Fireworks displayOne kind of fireworks, definitely known by 1264, may have been the first step toward the rocket. This was the “ground-rat”, probably a bamboo tube filled with gunpowder and with a small hole in one end. When lit, it rushed violently around on the ground. (A dud firecracker will sometimes behave in the same way.) The exact date has survived because of an incident in which a ground-rat chased the Emperor’s mother at a fireworks display. Luckily for the officials in charge of the display, the Empress-Mother, though frightened at the time, had a sense of humor and was able to laugh about the incident by the next day.

At some point in the next century, ground-rats of this type were used in warfare. They would certainly have been quite as upsetting to horses as they were to the Empress-Mother, and in addition the military ground-rats were fitted with hooks to catch on clothing.

Fireeworks displayA ground-rat bouncing around on rough ground would at times take flight for a short distance, and some alert designer of weapons came up with the idea of fastening a ground-rat to an arrow. The result was the first rocket, an arrow that could be fired without a bow. The fireworks designers promptly stole the idea back from the military, removing the arrowhead and adding a gunpowder bomb, whether plain or packed with material that would produce colored lights. Modern flights to the moon and planets are based on exactly the same principle, though the details are more complex.
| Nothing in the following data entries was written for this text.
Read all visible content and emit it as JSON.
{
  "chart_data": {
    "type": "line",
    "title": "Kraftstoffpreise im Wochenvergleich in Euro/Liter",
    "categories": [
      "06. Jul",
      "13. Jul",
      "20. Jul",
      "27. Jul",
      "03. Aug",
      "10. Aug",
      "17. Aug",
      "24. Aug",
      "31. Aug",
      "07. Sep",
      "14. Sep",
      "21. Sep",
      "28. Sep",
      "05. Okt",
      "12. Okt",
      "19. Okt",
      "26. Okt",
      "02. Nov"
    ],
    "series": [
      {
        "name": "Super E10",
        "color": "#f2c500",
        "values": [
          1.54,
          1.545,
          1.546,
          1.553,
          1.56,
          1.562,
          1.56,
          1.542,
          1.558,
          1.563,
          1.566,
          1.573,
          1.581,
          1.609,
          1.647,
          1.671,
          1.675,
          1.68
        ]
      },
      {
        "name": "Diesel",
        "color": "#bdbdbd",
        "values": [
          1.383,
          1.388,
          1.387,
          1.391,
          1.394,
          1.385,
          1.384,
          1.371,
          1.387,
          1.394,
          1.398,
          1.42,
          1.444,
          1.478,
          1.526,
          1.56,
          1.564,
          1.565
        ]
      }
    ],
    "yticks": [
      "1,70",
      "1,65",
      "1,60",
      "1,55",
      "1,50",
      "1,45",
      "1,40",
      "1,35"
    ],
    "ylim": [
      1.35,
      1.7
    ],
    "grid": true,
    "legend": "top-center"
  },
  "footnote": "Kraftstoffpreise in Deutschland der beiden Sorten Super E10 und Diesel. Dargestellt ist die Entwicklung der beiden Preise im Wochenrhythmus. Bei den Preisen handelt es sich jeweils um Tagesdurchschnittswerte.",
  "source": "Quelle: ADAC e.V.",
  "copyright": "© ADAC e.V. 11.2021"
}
By the middle of the 13th century Dominican and Franciscan friars were traveling to the Mongol court at Karakorum. One of these friars may have sent a package of firecrackers to Roger Bacon, whose writings indicate a knowledge of firecrackers as children’s toys, an awareness of the ingredients of the gunpowder within them, and a realization of the military potential of larger versions. The Chinese, however, had at that time already been using cast-iron bombs filled with high-nitrate gunpowder for a century or more.